Ice cream, community, and hope
By Rev. Rick King
Many of you saw the photos on our Facebook pages of our small band of four FHCers who staffed a table at the July 22 Falcon Heights Ice Cream Social. We engaged some folks, including those sitting at their own tables under the same tent. But we felt good for having done it when the two hours were over.
When I started “tabling” at events with my last church in Colorado, like many others I thought we were doing it to get the word out on the street about our church so we’d have more visitors. Promotion—that’s what I thought we were doing.
But over several years of doing this, I’ve realized that the church people get at least as much, if not more, back from the interactions with attendees. We have significant conversations, we sometimes pass out “church swag,” and often we get some valuable information from the people we talk to. Cor Wilson, our moderator, found a prospective speaker for Adult First Hour, a couple who spent part of the COVID year teaching in St. John, U.S. Virgin Islands.

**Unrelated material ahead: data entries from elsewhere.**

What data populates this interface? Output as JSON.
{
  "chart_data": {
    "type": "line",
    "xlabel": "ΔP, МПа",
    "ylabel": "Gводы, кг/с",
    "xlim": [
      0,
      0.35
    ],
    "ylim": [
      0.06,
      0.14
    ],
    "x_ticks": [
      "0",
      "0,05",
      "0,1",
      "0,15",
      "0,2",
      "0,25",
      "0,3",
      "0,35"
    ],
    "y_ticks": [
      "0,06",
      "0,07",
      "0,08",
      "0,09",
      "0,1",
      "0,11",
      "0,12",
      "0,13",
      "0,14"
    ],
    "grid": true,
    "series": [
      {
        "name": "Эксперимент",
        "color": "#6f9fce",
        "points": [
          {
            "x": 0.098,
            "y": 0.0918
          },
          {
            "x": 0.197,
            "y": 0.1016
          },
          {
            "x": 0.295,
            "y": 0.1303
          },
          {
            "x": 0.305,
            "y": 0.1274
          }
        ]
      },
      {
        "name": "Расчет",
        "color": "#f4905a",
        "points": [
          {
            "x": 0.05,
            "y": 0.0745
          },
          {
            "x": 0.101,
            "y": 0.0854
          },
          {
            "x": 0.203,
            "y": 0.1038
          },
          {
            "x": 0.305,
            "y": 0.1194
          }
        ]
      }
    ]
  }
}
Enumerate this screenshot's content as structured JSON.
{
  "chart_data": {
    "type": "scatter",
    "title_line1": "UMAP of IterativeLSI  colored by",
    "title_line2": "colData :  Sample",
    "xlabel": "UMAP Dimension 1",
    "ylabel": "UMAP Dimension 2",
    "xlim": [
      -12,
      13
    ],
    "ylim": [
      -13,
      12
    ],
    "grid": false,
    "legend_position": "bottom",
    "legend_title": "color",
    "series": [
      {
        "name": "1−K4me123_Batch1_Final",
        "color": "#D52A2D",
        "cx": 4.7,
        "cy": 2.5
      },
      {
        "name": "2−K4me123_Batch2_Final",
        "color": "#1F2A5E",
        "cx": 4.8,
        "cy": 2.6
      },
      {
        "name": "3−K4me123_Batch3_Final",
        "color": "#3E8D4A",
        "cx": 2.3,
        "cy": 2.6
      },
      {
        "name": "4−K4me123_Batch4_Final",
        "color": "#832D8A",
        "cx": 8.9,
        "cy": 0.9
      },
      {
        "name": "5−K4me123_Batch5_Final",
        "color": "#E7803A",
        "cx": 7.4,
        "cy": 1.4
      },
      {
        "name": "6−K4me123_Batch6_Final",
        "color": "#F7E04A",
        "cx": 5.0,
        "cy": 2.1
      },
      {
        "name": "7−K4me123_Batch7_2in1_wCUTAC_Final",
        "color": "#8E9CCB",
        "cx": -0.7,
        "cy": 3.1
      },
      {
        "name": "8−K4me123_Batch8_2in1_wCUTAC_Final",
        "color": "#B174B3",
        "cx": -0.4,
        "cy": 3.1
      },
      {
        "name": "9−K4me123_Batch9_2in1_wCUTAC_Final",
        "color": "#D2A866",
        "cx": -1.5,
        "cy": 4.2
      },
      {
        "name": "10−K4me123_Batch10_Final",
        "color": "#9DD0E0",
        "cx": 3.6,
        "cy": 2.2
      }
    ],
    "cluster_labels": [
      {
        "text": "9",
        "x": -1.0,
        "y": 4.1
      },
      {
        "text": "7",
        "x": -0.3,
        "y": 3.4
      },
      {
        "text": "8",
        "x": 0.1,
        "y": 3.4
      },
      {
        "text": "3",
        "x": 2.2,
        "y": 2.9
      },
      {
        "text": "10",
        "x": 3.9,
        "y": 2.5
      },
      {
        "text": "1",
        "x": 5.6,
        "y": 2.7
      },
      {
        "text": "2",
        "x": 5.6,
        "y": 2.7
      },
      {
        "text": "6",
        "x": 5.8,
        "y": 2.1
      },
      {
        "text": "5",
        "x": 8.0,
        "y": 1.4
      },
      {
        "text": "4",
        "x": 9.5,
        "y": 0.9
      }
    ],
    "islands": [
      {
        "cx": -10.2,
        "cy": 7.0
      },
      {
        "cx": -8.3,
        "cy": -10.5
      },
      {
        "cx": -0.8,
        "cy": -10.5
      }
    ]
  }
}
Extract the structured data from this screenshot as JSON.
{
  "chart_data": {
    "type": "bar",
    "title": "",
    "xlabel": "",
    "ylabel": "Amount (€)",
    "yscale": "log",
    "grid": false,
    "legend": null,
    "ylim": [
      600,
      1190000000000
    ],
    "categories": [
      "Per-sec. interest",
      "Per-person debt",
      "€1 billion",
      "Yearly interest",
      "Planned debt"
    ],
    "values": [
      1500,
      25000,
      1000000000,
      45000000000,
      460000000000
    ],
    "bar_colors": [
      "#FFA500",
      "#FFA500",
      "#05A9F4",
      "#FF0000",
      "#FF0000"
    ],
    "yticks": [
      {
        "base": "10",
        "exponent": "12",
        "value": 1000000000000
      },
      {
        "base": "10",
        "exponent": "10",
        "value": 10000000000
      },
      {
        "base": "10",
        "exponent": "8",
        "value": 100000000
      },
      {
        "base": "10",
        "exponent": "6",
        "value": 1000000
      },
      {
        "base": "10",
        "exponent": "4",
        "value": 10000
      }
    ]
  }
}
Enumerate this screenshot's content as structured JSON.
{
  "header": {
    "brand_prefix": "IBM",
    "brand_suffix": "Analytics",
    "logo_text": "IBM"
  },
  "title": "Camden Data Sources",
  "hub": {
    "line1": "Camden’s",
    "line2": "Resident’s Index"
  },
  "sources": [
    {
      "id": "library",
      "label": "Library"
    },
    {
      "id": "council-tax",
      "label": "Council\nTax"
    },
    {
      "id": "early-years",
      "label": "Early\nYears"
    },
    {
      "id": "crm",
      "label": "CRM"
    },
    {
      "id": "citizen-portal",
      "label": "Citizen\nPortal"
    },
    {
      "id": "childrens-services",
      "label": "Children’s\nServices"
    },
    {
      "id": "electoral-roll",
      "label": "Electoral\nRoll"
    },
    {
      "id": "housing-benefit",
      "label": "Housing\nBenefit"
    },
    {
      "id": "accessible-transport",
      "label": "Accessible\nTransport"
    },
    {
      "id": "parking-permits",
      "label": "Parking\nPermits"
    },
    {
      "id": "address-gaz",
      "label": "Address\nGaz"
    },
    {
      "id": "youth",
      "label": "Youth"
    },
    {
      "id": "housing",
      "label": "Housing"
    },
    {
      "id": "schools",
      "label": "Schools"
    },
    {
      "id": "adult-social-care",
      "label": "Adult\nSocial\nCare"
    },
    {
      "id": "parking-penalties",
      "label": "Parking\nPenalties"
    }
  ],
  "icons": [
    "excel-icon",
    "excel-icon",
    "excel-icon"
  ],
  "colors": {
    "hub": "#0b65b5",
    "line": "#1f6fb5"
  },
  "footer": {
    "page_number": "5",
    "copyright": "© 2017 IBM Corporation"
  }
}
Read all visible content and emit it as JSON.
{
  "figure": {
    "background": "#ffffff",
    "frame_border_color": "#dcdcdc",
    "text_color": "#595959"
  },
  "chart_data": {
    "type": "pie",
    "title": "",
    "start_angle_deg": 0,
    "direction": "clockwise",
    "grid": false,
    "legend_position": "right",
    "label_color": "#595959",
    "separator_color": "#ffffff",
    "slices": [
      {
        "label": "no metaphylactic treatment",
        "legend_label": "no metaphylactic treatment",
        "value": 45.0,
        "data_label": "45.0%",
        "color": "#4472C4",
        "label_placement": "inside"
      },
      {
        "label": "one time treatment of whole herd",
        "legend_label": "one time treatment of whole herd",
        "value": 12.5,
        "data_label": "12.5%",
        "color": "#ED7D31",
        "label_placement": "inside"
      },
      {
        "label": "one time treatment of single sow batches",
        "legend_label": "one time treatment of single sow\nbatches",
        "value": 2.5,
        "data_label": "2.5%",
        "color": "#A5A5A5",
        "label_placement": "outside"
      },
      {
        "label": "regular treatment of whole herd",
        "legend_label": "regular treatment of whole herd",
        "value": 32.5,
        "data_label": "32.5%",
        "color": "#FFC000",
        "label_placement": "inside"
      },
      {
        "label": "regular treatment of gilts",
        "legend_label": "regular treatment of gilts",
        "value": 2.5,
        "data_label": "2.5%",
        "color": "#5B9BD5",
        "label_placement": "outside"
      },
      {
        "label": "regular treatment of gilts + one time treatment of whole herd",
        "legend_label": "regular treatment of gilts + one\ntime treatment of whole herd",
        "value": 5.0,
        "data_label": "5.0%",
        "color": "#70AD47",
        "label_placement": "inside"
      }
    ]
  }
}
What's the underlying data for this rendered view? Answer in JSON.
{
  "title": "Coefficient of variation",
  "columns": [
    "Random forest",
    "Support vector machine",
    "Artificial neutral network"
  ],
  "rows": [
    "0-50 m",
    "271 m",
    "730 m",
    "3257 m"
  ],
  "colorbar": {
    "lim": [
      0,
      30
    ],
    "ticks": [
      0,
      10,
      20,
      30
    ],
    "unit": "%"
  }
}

And we got even more than that.
We got the neurochemical infusion that comes from positive interactions with others; we practiced being curious and asking people about their opinions, insights, and their lives; and we practiced talking about our church with people who don’t necessarily know anything about FHC, or in some cases, that we exist at all.
Getting out of our building is something we had to do when it closed due to the pandemic; getting into public spaces to figure out how to be church outside our building is a valuable learning experience for all of us.
The ice cream social is not the last event we’ll “table” at.